Number of records: 1000
First record: {'title': 'Main_Page', 'views': 4342819, 'rank': 1, 'date': '2023-11-24', 'retrieved_at': '2025-12-23T20:10:01.650793'}


  retrieved_at = datetime.utcnow().isoformat()


In [34]:
# Step 5: Write JSON Lines file locally

local_file = f"raw-views-{DATE_PARAM}.json"

with open(local_file, "w") as f:
    for record in records:
        f.write(json.dumps(record) + "\n")

print("Wrote file:", local_file)


Wrote file: raw-views-2023-11-24.json


In [35]:
# Step 6: Upload file to S3

s3_key = f"raw-views/raw-views-{DATE_PARAM}.json"

s3.upload_file(
    local_file,
    S3_WIKI_BUCKET,
    s3_key,
)

print(f"Uploaded to s3://{S3_WIKI_BUCKET}/{s3_key}")

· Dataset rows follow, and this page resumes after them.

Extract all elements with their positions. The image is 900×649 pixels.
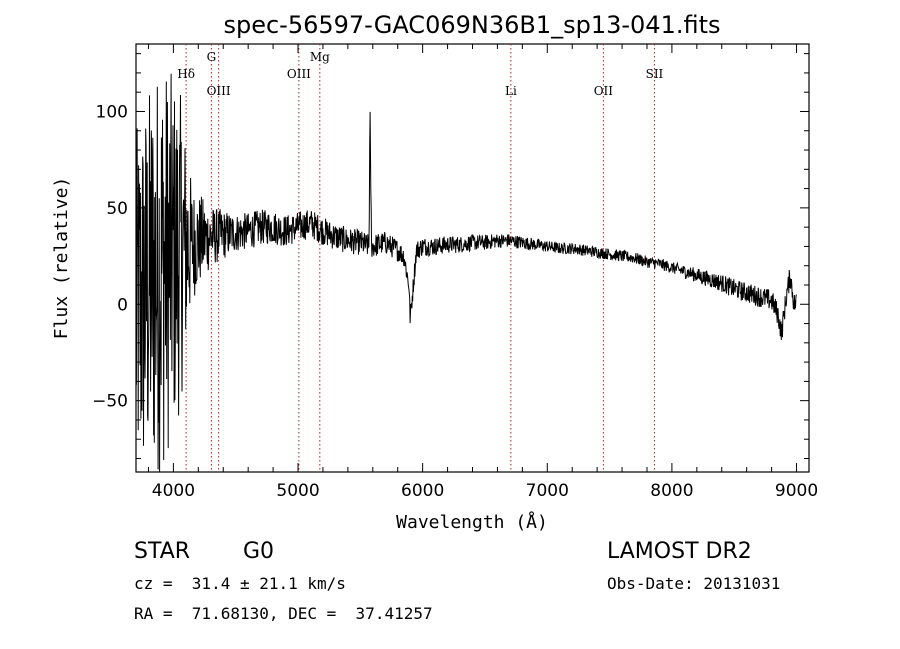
spectral-line-label: OII xyxy=(594,84,614,98)
spectral-line-markers: Hδ G OIII OIII Mg Li OII SII xyxy=(177,44,664,472)
y-tick-label: −50 xyxy=(92,392,128,412)
y-tick-label: 100 xyxy=(96,102,128,122)
plot-frame xyxy=(135,43,810,473)
redshift-velocity: cz = 31.4 ± 21.1 km/s xyxy=(134,574,346,593)
observation-date: Obs-Date: 20131031 xyxy=(607,574,781,593)
spectrum-line xyxy=(135,73,797,473)
spectral-line-label: G xyxy=(207,50,217,64)
spectral-line-label: OIII xyxy=(287,67,311,81)
x-tick-label: 6000 xyxy=(401,481,444,501)
object-class: STAR xyxy=(134,539,191,564)
x-tick-label: 7000 xyxy=(526,481,569,501)
spectral-line-label: OIII xyxy=(207,84,231,98)
spectral-line-label: Li xyxy=(505,84,517,98)
y-tick-label: 50 xyxy=(106,199,128,219)
coordinates: RA = 71.68130, DEC = 37.41257 xyxy=(134,604,433,623)
spectral-line-label: Mg xyxy=(310,50,330,64)
axis-ticks: 4000 5000 6000 7000 8000 9000 −50 0 50 100 xyxy=(92,44,818,501)
x-tick-label: 4000 xyxy=(152,481,195,501)
chart-title: spec-56597-GAC069N36B1_sp13-041.fits xyxy=(223,11,720,39)
spectral-line-label: SII xyxy=(646,67,664,81)
survey-name: LAMOST DR2 xyxy=(607,539,752,564)
x-tick-label: 8000 xyxy=(650,481,693,501)
spectral-line-label: Hδ xyxy=(177,67,195,81)
spectral-subclass: G0 xyxy=(243,539,275,564)
y-axis-label: Flux (relative) xyxy=(51,177,72,340)
x-axis-label: Wavelength (Å) xyxy=(396,511,548,533)
x-tick-label: 5000 xyxy=(276,481,319,501)
y-tick-label: 0 xyxy=(117,295,128,315)
x-tick-label: 9000 xyxy=(775,481,818,501)
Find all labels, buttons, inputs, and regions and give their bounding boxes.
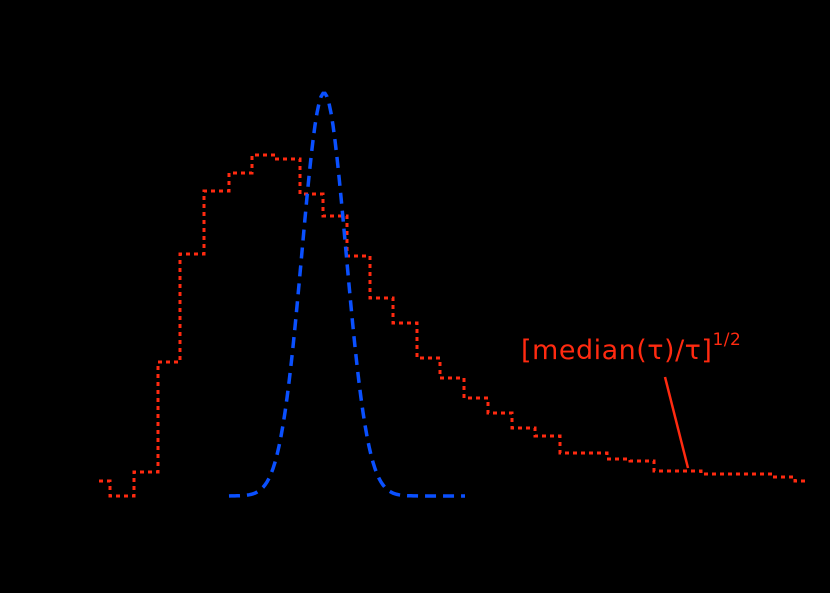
median-ratio-step-line (99, 153, 806, 498)
annotation-text: [median(τ)/τ] (521, 335, 713, 366)
annotation-superscript: 1/2 (712, 330, 742, 350)
gaussian-dashed-curve (228, 91, 465, 498)
series-annotation-label: [median(τ)/τ]1/2 (521, 330, 741, 366)
annotation-pointer-line (663, 376, 690, 469)
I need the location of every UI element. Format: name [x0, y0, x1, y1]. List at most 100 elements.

Uploaded to s3://etnav-wikidata/raw-views/raw-views-2023-11-24.json


In [36]:
# Test Lab: Verify file exists in S3

expected_key = f"raw-views/raw-views-{DATE_PARAM}.json"

try:
    s3.head_object(Bucket=S3_WIKI_BUCKET, Key=expected_key)
    print(f"File uploaded successfully to s3://{S3_WIKI_BUCKET}/{expected_key}")
except Exception as e:
    print(f"File not found at s3://{S3_WIKI_BUCKET}/{expected_key}")
    raise


File uploaded successfully to s3://etnav-wikidata/raw-views/raw-views-2023-11-24.json


In [37]:
print("Number of records:", len(records))


Number of records: 1000